Of course, social mobility needs movement down as well as up and that is one of the reasons it's stalled now.
Fictional example:
Mary comes from a family where everyone went to elementary schools until they reached school leaving age and then they started work. Mary is the first one with the good luck to be born in the era of free secondary education. She passes the 11+ in 1960 and goes to grammar school. Her family are not all that well off (father a garage mechanic, mother a shop assistant) but they can afford the uniforms and the fares and they want their children to do well, so they seize this wonderful opportunity for Mary.
Mary works very hard and does extremely well. She stays on well past the school leaving age (15 then) and takes O levels and A levels. She now reaps the benefit of the other huge change in education and goes to medical school - no tuition fees to pay, generous maintenance grants. In due course she becomes a consultant obstetrician and marries John, who has had similar good fortune in the education system (father a miner, mother a cleaning lady - John has qualified as a solicitor).

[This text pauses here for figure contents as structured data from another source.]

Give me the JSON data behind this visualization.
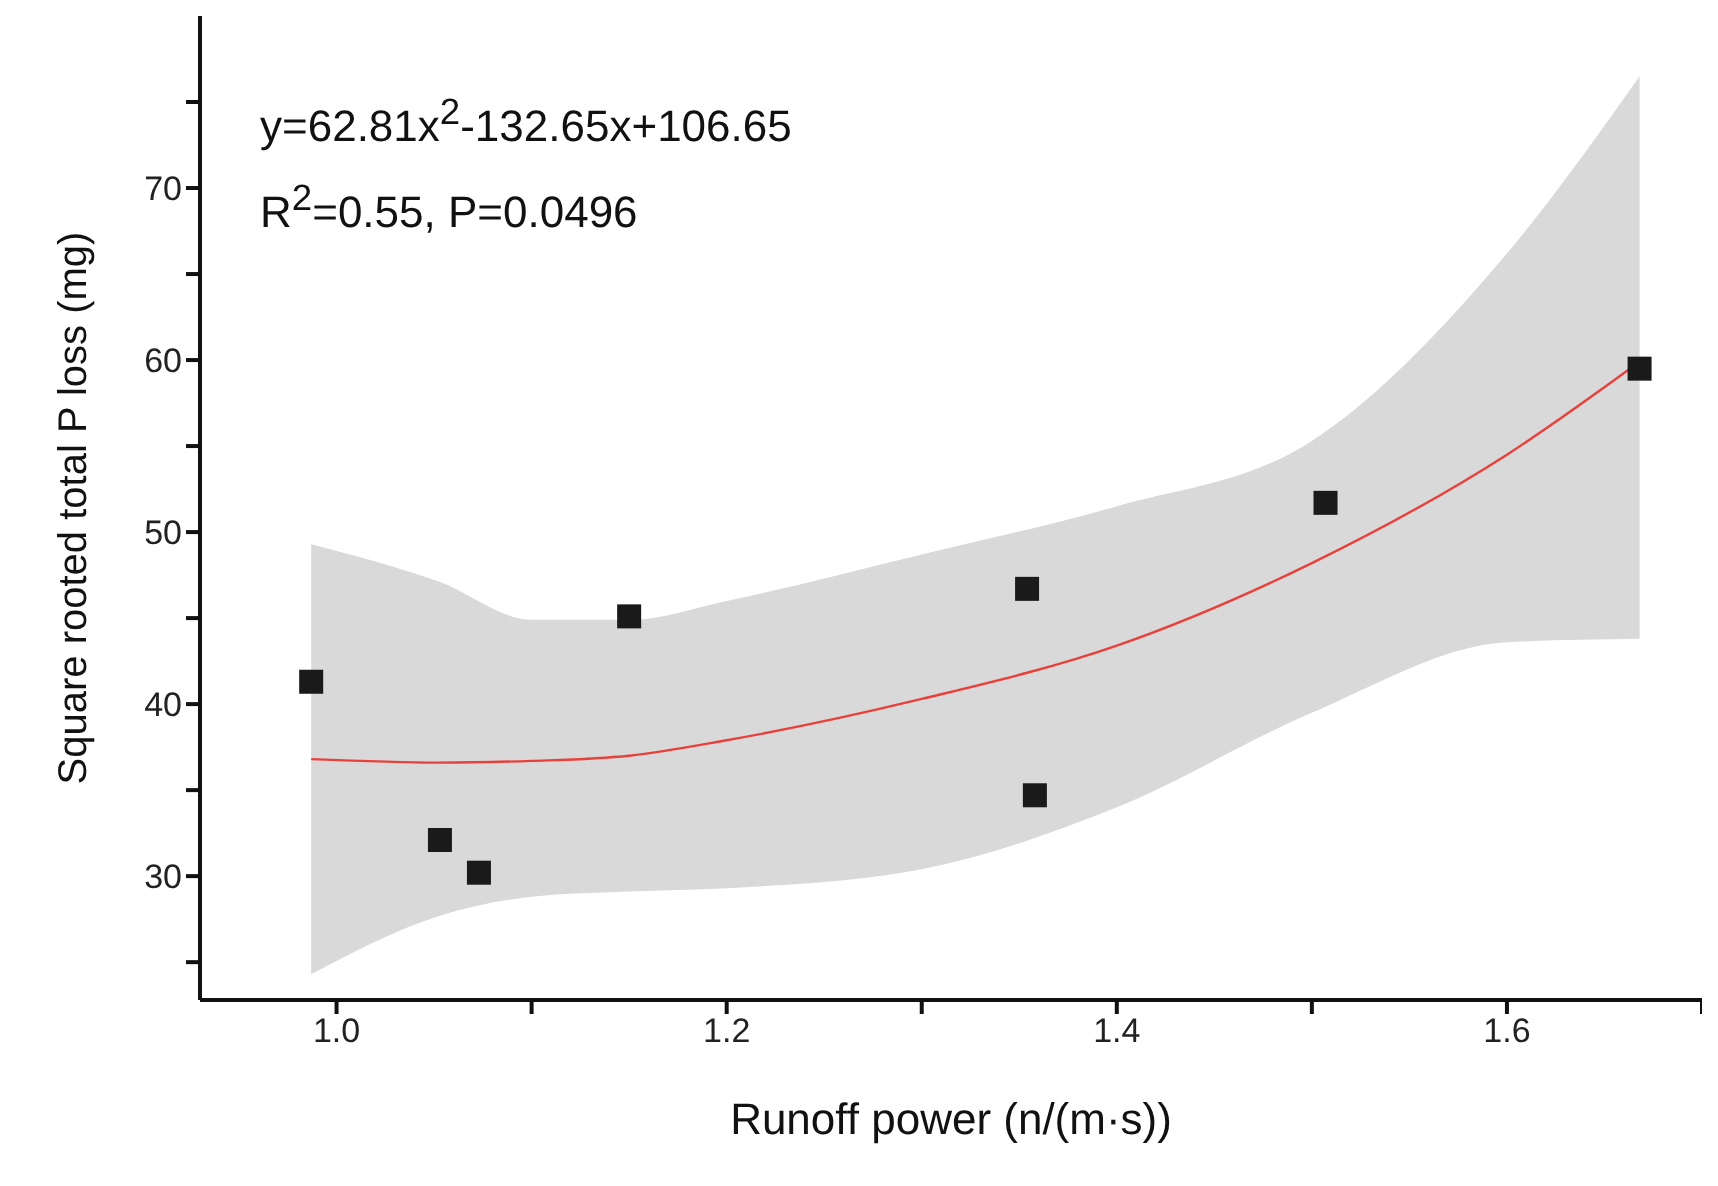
{
  "chart_data": {
    "type": "scatter",
    "xlabel": "Runoff power (n/(m·s))",
    "ylabel": "Square rooted total P loss (mg)",
    "annotations": [
      "y=62.81x$^{2}$-132.65x+106.65",
      "R$^{2}$=0.55, P=0.0496"
    ],
    "xlim": [
      0.93,
      1.7
    ],
    "ylim": [
      22.8,
      80
    ],
    "xticks": [
      {
        "value": 1,
        "label": "1.0"
      },
      {
        "value": 1.1,
        "label": null
      },
      {
        "value": 1.2,
        "label": "1.2"
      },
      {
        "value": 1.3,
        "label": null
      },
      {
        "value": 1.4,
        "label": "1.4"
      },
      {
        "value": 1.5,
        "label": null
      },
      {
        "value": 1.6,
        "label": "1.6"
      },
      {
        "value": 1.7,
        "label": null
      }
    ],
    "yticks": [
      {
        "value": 25,
        "label": null
      },
      30,
      {
        "value": 35,
        "label": null
      },
      40,
      {
        "value": 45,
        "label": null
      },
      50,
      {
        "value": 55,
        "label": null
      },
      60,
      {
        "value": 65,
        "label": null
      },
      70,
      {
        "value": 75,
        "label": null
      }
    ],
    "grid": false,
    "legend": false,
    "series": [
      {
        "type": "line",
        "color": "#e8413c",
        "x": [
          0.987,
          1.053,
          1.1,
          1.15,
          1.2,
          1.3,
          1.4,
          1.5,
          1.6,
          1.668
        ],
        "values": [
          36.8,
          36.6,
          36.7,
          37.0,
          37.9,
          40.3,
          43.4,
          48.2,
          54.5,
          59.9
        ],
        "lower": [
          24.3,
          27.7,
          28.8,
          29.1,
          29.3,
          30.4,
          34.0,
          39.5,
          43.6,
          43.8
        ],
        "upper": [
          49.3,
          47.1,
          44.9,
          44.9,
          46.0,
          48.7,
          51.5,
          55.3,
          66.2,
          76.5
        ],
        "marker": "none"
      },
      {
        "marker": "square",
        "color": "#1a1a1a",
        "x": [
          0.987,
          1.053,
          1.073,
          1.15,
          1.354,
          1.358,
          1.507,
          1.668
        ],
        "values": [
          41.3,
          32.1,
          30.2,
          45.1,
          46.7,
          34.7,
          51.7,
          59.5
        ]
      }
    ]
  }
}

John and Mary have a daughter, Claire, born in 1989. They choose to live in Inner London because it's convenient for work. However, it's not so good schoolwise. They send Claire to private schools all the way through. Claire is not as high-achieving as either of her parents, nor as driven. They pay for her to have private tuition so she can keep up. She gets reasonably good GCSEs and A levels and finally gets into a Russell Group university where she studies English and has a lovely time. When she graduates with a 2.1 (just), her parents fund her through a gap year travelling, and then a series of unpaid internships and low-paid jobs until she is finally able to get a job in publishing when she is 24.
Now, this is fictional, but there are lots of people like John and Mary. They have (entirely understandably) done their level best to keep Claire from falling down the social ladder. But the inevitable result of that is that their own counterparts in Claire's generation don't get the opportunities that they had a generation ago.
The Sutton Trust is doing its best to draw attention to this kind of thing. The middle classes have a stranglehold on the best state schools. It is a lot harder now for children from poor families to move up the ladder than it was 40 years ago. This is depressing.